Утром император решил проведать сына и узнать, как его самочувствие.

– Уже лучше, повелитель! – вызвался отвечать за всех эскулап. – Пусть спит еще. Сон – это ведь здоровье.

– Это радует, – ответил Цезарь и обратился к супруге: – Собирайся, любимая, мы едем в театр.

– Я не спала всю ночь, позволь мне остаться и отдохнуть.

– Нет, дорогая, ты должна ехать с нами, иначе что о нас подумают?
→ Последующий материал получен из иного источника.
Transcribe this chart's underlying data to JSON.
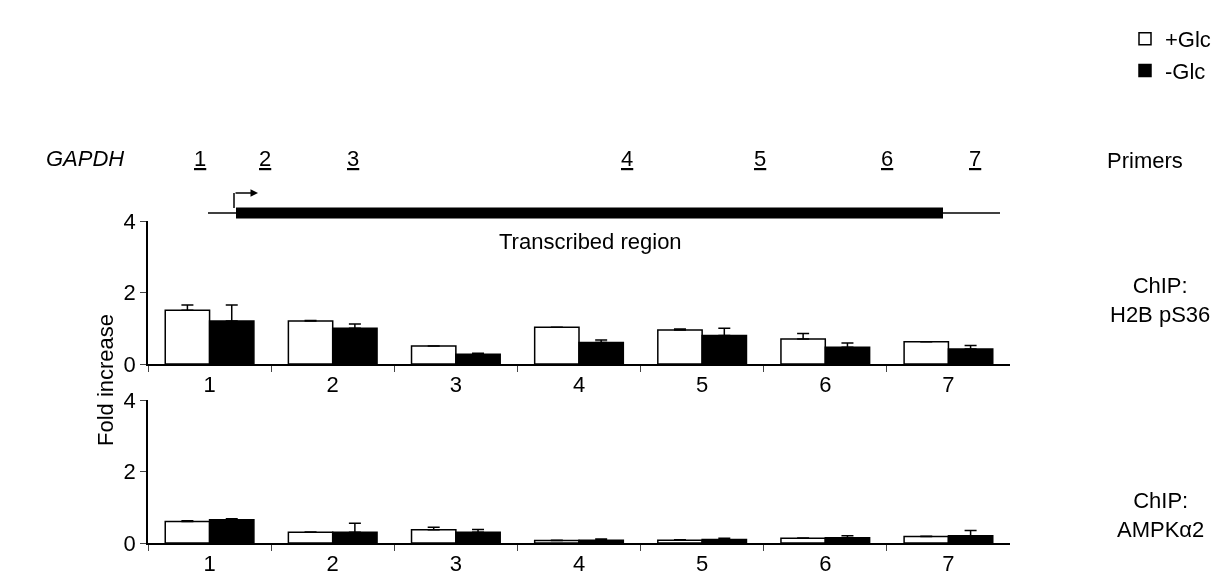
{
  "chart_data": [
    {
      "type": "bar",
      "categories": [
        "1",
        "2",
        "3",
        "4",
        "5",
        "6",
        "7"
      ],
      "ylabel": "Fold increase",
      "ylim": [
        0,
        4
      ],
      "yticks": [
        0,
        2,
        4
      ],
      "legend": "top right",
      "series": [
        {
          "name": "+Glc",
          "color": "#ffffff",
          "values": [
            1.5,
            1.2,
            0.5,
            1.03,
            0.95,
            0.7,
            0.62
          ],
          "errors": [
            [
              1.5,
              1.65
            ],
            [
              1.2,
              1.22
            ],
            [
              0.5,
              0.5
            ],
            [
              1.03,
              1.03
            ],
            [
              0.95,
              0.98
            ],
            [
              0.7,
              0.85
            ],
            [
              0.62,
              0.62
            ]
          ]
        },
        {
          "name": "-Glc",
          "color": "#000000",
          "values": [
            1.2,
            1.0,
            0.27,
            0.6,
            0.8,
            0.47,
            0.42
          ],
          "errors": [
            [
              1.2,
              1.65
            ],
            [
              1.0,
              1.12
            ],
            [
              0.27,
              0.3
            ],
            [
              0.6,
              0.67
            ],
            [
              0.8,
              1.0
            ],
            [
              0.47,
              0.59
            ],
            [
              0.42,
              0.52
            ]
          ]
        }
      ],
      "annotations": [
        "GAPDH",
        "1",
        "2",
        "3",
        "4",
        "5",
        "6",
        "7",
        "Primers",
        "Transcribed region",
        "ChIP:\nH2B pS36"
      ]
    },
    {
      "type": "bar",
      "categories": [
        "1",
        "2",
        "3",
        "4",
        "5",
        "6",
        "7"
      ],
      "ylim": [
        0,
        4
      ],
      "yticks": [
        0,
        2,
        4
      ],
      "series": [
        {
          "color": "#ffffff",
          "values": [
            0.6,
            0.3,
            0.37,
            0.07,
            0.08,
            0.13,
            0.18
          ],
          "errors": [
            [
              0.6,
              0.62
            ],
            [
              0.3,
              0.31
            ],
            [
              0.37,
              0.44
            ],
            [
              0.07,
              0.08
            ],
            [
              0.08,
              0.09
            ],
            [
              0.13,
              0.14
            ],
            [
              0.18,
              0.19
            ]
          ]
        },
        {
          "color": "#000000",
          "values": [
            0.65,
            0.3,
            0.3,
            0.08,
            0.1,
            0.15,
            0.2
          ],
          "errors": [
            [
              0.65,
              0.68
            ],
            [
              0.3,
              0.55
            ],
            [
              0.3,
              0.38
            ],
            [
              0.08,
              0.11
            ],
            [
              0.1,
              0.13
            ],
            [
              0.15,
              0.2
            ],
            [
              0.2,
              0.35
            ]
          ]
        }
      ],
      "annotations": [
        "ChIP:\nAMPKα2"
      ]
    }
  ]
}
Что мы разведены?

Театр Помпея находился на Марсовом поле, что на Квиринале. Этот самый первый каменный театр нишами напоминал амфитеатр Флавиев, вмещал 40 тысяч зрителей и имел три яруса, оформленных снаружи, соответственно, в дорическом, ионическом и коринфском ордерах. Особенностью являлась надстройка с храмом над амфитеатром. Диаметр зрительного зала составлял 3,5 локтей58. Экстерьер и интерьер театра были украшены мрамором. Как и греческие театры, он шел полукругом и находился под открытым небом.

Именно к нему принесли паланкин императора. Преторианцы оттеснили граждан на площади перед театром, давая возможность спокойно пройти Цезарю и его супруге внутрь. Домиция взяла под руку Домициана, и они гордо прошли кулуарами театра в сопровождении свиты из почти ста человек. Впереди же продвигался префект преторианцев и тщательно оглядывался по сторонам, чтобы упредить любую опасность, если таковая появится.

– Корнелий! – обратился император.

– Да, повелитель?

– Ты все устроил?

– Конечно, господин.

– Нам не из-за чего волноваться?

– Обижаешь, Цезарь!

– Тогда мы можем расслабиться.

Они оказались в императорской ложе и сели на подушки на мраморных кафедрах. На пульпиту59 вышел устроитель игр:

– Дорогие римляне! Позвольте представить вам нашего сегодняшнего почетного гостя: Божественнейшего императора Цезаря Домициана Флавия Августа и императрицу Домицию Лонгину Августу! – Зал поднялся и стал аплодировать, развернувшись к императорской ложе. Домициан им помахал и жестом показал сесть. – Также я рад приветствовать вас в самом лучшем театре Рима, который построил сто двадцать восемь лет назад сам Гней Помпей Великий, консул Римской республики. А теперь мы можем наслаждаться спектаклями здесь. – Он замолчал, пока толпа хлопала. – И сегодня у нас будет постановка ателланы. Мы возвращаемся во времена Римской республики, когда все актеры были в масках. Я знаю, в наше время актеры не применяют маски, а используют парики и грим, но в этом театре любят вспоминать прошлое и чтят древние традиции. Сегодня же по желанию Божественнейшего императора Домициана Флавия мы пригласили популярного и очень известного греческого актера Париса. – Опять послышались аплодисменты.

На пульпиту вышел парень двадцати лет, высокий и стройный, который больше был похож на атлета, а не на актера. Глядя на публику, а затем и на императора, он поклонился.

Лицо императрицы исказилось судорогой, она посмотрела на Домициана, который тут же уставился на нее, прищурившись.

– Что-то случилось, любимая? – мягко спросил он.

– Зачем ты пригласил его?

– Кого его? А-а-а… эм… Париса?! Прекрасное имя. Да и сам этот юноша очень красив. С него можно создавать статуи.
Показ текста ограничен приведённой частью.